Iron ore prices remain erratic despite continual declines in Chinese steel futures, leaving the future of iron ore in the hands of local speculators as it continues its seemingly wayward and directionless movement.
Investors holding contracts in China’s iron ore futures saw them fall to a three-year low, as well as this, trading has almost halved in volumes since May this year.
Iron ore is currently trading at US$66.03 per US tonne.
Comparatively, there was a mixed price performance after Chinese steel and bulk commodity futures yesterday.
Iron ore prices suffer after companies begin direct trade
In an effort to increase volume, the Dalian commodity exchange opened its iron ore derivative contract to foreign investors. According to The Australian Financial Review, it was also in part to lift China’s impact in pricing of its major commodity imports, like iron ore, steel and coking coal.
Making it the second contract of its kind to do so after the Shanghai oil futures.
A Shanghai-based trader commented on the decision, as reported by The Australian Financial Review:
‘The biggest players in the iron ore futures market are not the physical traders. They are people who would try any futures market where there’s opportunity to make money.’
The worlds most traded iron ore contract fell 34 million lots last month, against its previous 60.1 million lots in May.
Wang Bing, a spokesman for the Dalian exchange, told Reuters that:
‘Iron ore prices have been really flat in recent months. Therefore industrial investors have less hedging demand, while speculators have less interest to invest.’

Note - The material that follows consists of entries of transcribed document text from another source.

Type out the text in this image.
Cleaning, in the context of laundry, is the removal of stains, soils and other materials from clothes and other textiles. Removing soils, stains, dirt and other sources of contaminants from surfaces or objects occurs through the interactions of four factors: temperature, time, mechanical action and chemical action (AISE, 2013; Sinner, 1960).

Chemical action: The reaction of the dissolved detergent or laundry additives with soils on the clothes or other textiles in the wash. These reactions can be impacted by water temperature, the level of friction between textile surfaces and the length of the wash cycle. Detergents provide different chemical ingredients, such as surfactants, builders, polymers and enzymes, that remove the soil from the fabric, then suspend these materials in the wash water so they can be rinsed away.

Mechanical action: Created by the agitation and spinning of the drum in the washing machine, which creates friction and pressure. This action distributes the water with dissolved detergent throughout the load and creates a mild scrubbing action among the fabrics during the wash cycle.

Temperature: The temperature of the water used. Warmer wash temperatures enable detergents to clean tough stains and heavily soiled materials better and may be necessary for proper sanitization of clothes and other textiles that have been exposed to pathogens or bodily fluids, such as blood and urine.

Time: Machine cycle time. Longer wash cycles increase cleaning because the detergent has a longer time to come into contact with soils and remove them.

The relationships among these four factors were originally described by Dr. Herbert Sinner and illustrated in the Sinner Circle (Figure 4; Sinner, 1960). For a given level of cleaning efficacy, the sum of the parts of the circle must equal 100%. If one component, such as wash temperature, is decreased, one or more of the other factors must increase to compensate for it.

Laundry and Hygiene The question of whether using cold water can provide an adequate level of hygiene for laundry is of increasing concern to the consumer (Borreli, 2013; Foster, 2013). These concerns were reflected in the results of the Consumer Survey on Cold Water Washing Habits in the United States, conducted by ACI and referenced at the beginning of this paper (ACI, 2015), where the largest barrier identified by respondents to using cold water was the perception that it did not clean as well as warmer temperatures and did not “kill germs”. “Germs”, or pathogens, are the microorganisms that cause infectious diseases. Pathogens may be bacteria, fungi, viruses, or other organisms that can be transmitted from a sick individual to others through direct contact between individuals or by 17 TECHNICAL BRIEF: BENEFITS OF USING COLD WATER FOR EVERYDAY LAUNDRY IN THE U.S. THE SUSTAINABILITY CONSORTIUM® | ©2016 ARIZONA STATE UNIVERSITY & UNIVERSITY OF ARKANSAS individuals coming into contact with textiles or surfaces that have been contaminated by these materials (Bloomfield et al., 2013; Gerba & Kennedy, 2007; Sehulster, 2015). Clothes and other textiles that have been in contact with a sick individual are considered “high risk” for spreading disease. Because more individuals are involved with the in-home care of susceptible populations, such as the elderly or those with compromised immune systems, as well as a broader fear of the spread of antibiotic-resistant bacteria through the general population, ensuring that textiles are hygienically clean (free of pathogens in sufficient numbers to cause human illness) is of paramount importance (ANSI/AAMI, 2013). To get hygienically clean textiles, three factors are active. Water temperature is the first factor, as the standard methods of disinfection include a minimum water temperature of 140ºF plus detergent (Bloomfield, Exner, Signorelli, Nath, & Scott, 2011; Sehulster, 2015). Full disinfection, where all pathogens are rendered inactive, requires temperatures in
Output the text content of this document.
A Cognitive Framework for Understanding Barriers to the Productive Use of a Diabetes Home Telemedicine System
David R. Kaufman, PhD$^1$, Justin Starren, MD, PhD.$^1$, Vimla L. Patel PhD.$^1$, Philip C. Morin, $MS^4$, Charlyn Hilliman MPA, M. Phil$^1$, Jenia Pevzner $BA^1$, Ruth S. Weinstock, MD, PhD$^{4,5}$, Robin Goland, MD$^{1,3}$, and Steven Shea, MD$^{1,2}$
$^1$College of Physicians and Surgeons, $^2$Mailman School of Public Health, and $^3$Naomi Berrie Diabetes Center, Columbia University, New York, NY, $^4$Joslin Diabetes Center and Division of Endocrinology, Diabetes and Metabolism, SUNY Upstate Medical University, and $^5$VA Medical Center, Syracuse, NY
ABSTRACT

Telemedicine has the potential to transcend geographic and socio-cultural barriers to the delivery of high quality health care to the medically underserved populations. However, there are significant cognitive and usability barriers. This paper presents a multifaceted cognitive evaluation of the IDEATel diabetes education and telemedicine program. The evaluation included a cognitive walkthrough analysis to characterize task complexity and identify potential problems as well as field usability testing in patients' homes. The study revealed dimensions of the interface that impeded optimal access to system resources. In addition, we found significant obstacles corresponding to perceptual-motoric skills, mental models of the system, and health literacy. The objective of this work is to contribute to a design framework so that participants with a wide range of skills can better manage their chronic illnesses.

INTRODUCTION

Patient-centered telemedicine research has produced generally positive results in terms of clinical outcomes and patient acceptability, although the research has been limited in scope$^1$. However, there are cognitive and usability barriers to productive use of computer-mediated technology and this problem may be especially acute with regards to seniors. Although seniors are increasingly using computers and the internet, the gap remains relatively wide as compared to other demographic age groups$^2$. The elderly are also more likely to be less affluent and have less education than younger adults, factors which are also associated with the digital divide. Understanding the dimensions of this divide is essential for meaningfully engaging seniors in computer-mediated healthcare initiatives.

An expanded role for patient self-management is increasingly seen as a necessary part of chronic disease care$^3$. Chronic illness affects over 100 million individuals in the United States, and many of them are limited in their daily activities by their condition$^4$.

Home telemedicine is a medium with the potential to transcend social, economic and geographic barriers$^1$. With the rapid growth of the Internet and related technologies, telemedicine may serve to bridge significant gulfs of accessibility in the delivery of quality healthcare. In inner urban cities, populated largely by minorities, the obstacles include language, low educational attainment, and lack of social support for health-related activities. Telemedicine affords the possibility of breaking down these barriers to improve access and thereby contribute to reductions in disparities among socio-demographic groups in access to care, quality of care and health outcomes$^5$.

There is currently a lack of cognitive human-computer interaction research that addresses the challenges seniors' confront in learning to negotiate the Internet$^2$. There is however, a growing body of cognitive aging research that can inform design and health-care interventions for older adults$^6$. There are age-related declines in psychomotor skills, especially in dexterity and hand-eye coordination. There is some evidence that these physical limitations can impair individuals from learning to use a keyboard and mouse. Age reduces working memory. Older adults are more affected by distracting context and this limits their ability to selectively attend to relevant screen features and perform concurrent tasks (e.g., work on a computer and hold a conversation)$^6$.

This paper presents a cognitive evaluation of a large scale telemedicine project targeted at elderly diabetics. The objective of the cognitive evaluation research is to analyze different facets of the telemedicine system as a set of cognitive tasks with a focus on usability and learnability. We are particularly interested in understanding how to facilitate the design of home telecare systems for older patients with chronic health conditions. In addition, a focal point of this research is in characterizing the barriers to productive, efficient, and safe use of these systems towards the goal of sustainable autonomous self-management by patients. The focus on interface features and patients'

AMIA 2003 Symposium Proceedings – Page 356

While Dalian Commodity Exchange’s Chief Executive Officer, Wang Fenghai, confirmed during an industry conference last week that there was over 50 foreign companies that have begun trading the Dalian iron ore futures contract.
Doubt still looms over future of Iron ore prices
Despite last Friday’s spot markets closing with mid and higher grades, lower grades continued to decline.
The manager of iron ore and steelmaking resources at Beijing’s office of Japanese trading firm Itochu Corp, Tatsushi Shigemori, left investors with this to say about iron ore prices:
‘We’re not decided yet. We need to watch the futures market and transaction volumes.’
And this was very much so reflected in the uncertainty of iron ore prices, as well as China’s slowing economy.